Something similar just happened in NC. I realize there’s a lot going on here, and that there are two sides to every story. But I have a sneaking suspicion that Grover Norquist’s “shrink government to small enough to drown in the bathtub” gambit would have a bumpy ride through the unmowed Lawn of Unintended Consequences if it were given a real chance to do so without a bailout.

So prove it, I say. Show me some evidence. Pick a state, Republicans, and really go for it. Privatize, cut taxes, go wild. But in return…don’t ask for any federal bailouts (beyond perhaps the total value of your citizen’s federal taxes) if and when the shit hits the fan. You don’t get anything from the rest of us until you cry Uncle!, and acknowledge that your worldview is broken, and you need to change things before we can have rational discourse.

And who knows, it might work. I can accept that; I’d be interested in seeing that (I’m a recovering libertarian). But right now, your assertions are unproven, and I argue, dangerous. Go experiment without risking the entire nation, if you don’t mind.

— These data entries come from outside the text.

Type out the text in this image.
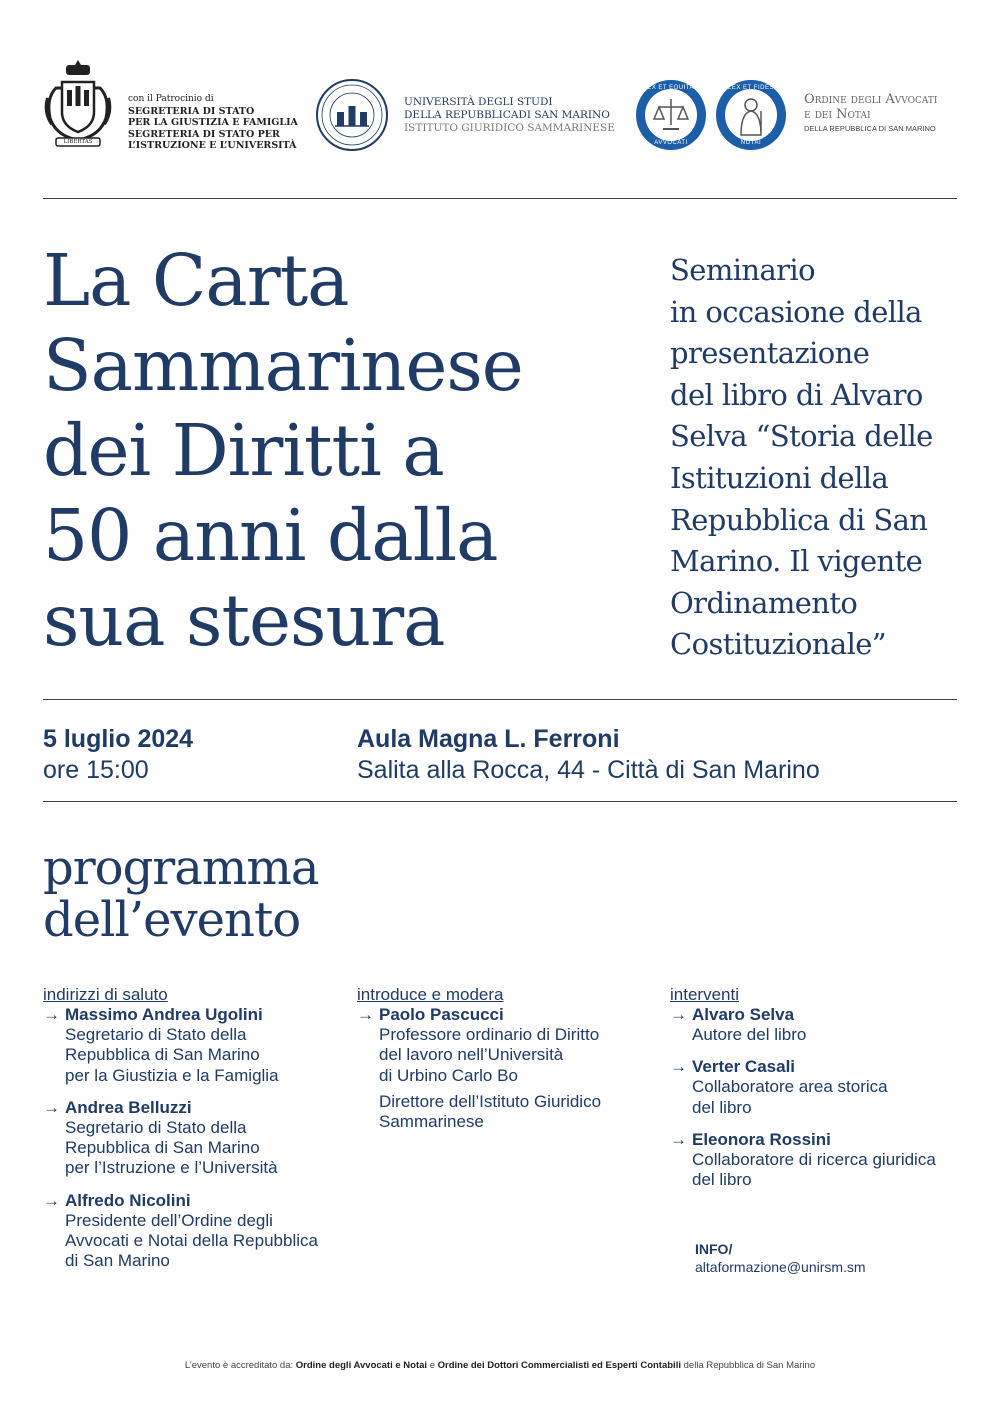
LIBERTAS
con il Patrocinio di
SEGRETERIA DI STATO
PER LA GIUSTIZIA E FAMIGLIA
SEGRETERIA DI STATO PER
L’ISTRUZIONE E L’UNIVERSITÀ
UNIVERSITÀ DEGLI STUDI
DELLA REPUBBLICADI SAN MARINO
ISTITUTO GIURIDICO SAMMARINESE
LEX ET EQUITAS
AVVOCATI
LEX ET FIDES
NOTAI
Ordine degli Avvocati
e dei Notai
DELLA REPUBBLICA DI SAN MARINO
La Carta
Sammarinese
dei Diritti a
50 anni dalla
sua stesura
Seminario
in occasione della
presentazione
del libro di Alvaro
Selva “Storia delle
Istituzioni della
Repubblica di San
Marino. Il vigente
Ordinamento
Costituzionale”
5 luglio 2024
ore 15:00
Aula Magna L. Ferroni
Salita alla Rocca, 44 - Città di San Marino
programma
dell’evento
indirizzi di saluto
→ Massimo Andrea Ugolini
Segretario di Stato della
Repubblica di San Marino
per la Giustizia e la Famiglia
→ Andrea Belluzzi
Segretario di Stato della
Repubblica di San Marino
per l’Istruzione e l’Università
→ Alfredo Nicolini
Presidente dell’Ordine degli
Avvocati e Notai della Repubblica
di San Marino
introduce e modera
→ Paolo Pascucci
Professore ordinario di Diritto
del lavoro nell’Università
di Urbino Carlo Bo
Direttore dell’Istituto Giuridico
Sammarinese
interventi
→ Alvaro Selva
Autore del libro
→ Verter Casali
Collaboratore area storica
del libro
→ Eleonora Rossini
Collaboratore di ricerca giuridica
del libro
INFO/
altaformazione@unirsm.sm
L’evento è accreditato da: Ordine degli Avvocati e Notai e Ordine dei Dottori Commercialisti ed Esperti Contabili della Repubblica di San Marino
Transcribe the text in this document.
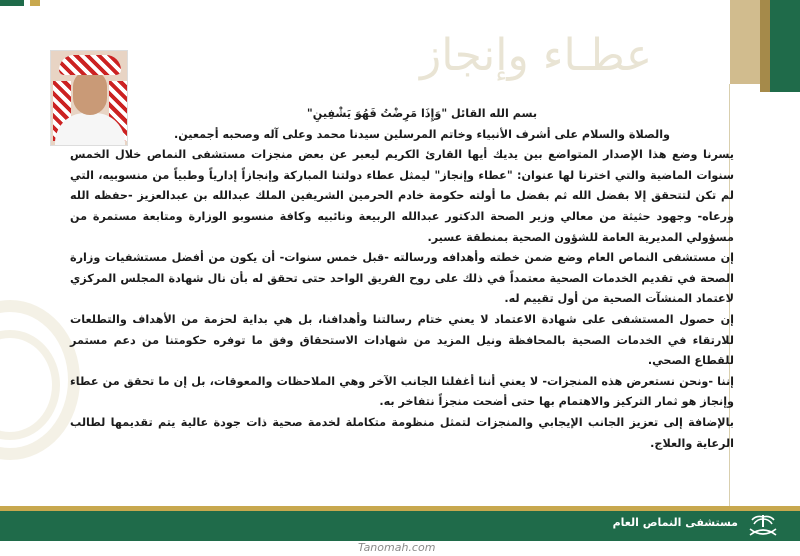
عطـاء وإنجاز

بسم الله القائل "وَإِذَا مَرِضْتُ فَهُوَ يَشْفِينِ"

والصلاة والسلام على أشرف الأنبياء وخاتم المرسلين سيدنا محمد وعلى آله وصحبه أجمعين.

يسرنا وضع هذا الإصدار المتواضع بين يديك أيها القارئ الكريم ليعبر عن بعض منجزات مستشفى النماص خلال الخمس سنوات الماضية والتي اخترنا لها عنوان: "عطاء وإنجاز" ليمثل عطاء دولتنا المباركة وإنجازاً إدارياً وطبياً من منسوبيه، التي لم تكن لتتحقق إلا بفضل الله ثم بفضل ما أولته حكومة خادم الحرمين الشريفين الملك عبدالله بن عبدالعزيز -حفظه الله ورعاه- وجهود حثيثة من معالي وزير الصحة الدكتور عبدالله الربيعة ونائبيه وكافة منسوبو الوزارة ومتابعة مستمرة من مسؤولي المديرية العامة للشؤون الصحية بمنطقة عسير.

إن مستشفى النماص العام وضع ضمن خطته وأهدافه ورسالته -قبل خمس سنوات- أن يكون من أفضل مستشفيات وزارة الصحة في تقديم الخدمات الصحية معتمداً في ذلك على روح الفريق الواحد حتى تحقق له بأن نال شهادة المجلس المركزي لاعتماد المنشآت الصحية من أول تقييم له.

إن حصول المستشفى على شهادة الاعتماد لا يعني ختام رسالتنا وأهدافنا، بل هي بداية لحزمة من الأهداف والتطلعات للارتقاء في الخدمات الصحية بالمحافظة ونيل المزيد من شهادات الاستحقاق وفق ما توفره حكومتنا من دعم مستمر للقطاع الصحي.

إننا -ونحن نستعرض هذه المنجزات- لا يعني أننا أغفلنا الجانب الآخر وهي الملاحظات والمعوقات، بل إن ما تحقق من عطاء وإنجاز هو ثمار التركيز والاهتمام بها حتى أضحت منجزاً نتفاخر به.

بالإضافة إلى تعزيز الجانب الإيجابي والمنجزات لتمثل منظومة متكاملة لخدمة صحية ذات جودة عالية يتم تقديمها لطالب الرعاية والعلاج.

مستشفى النماص العام
Tanomah.com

So, I’ve been thinking about T-Mobile’s new $50 Prepaid plan that includes unlimited talk minutes, unlimited text, and 100MB of 3G data. 100MB certainly ain’t much in today’s terms…but the kicker is that data doesn’t shut off after 100MB, it’s throttled to 2G. That’s slow, but a) it’s what the iPhone started out with, and b) it works for lots of things. Maps. Facebook updates. Foursquare checkins. Mail.

It’s an easy and inexpensive way for someone previously without a data plan to start to understand how this always connected stuff works. For me, it’s been a profoundly different way of interacting with the world. Not always good, not always bad…but really different. And with this, it’s effectively free. Nice.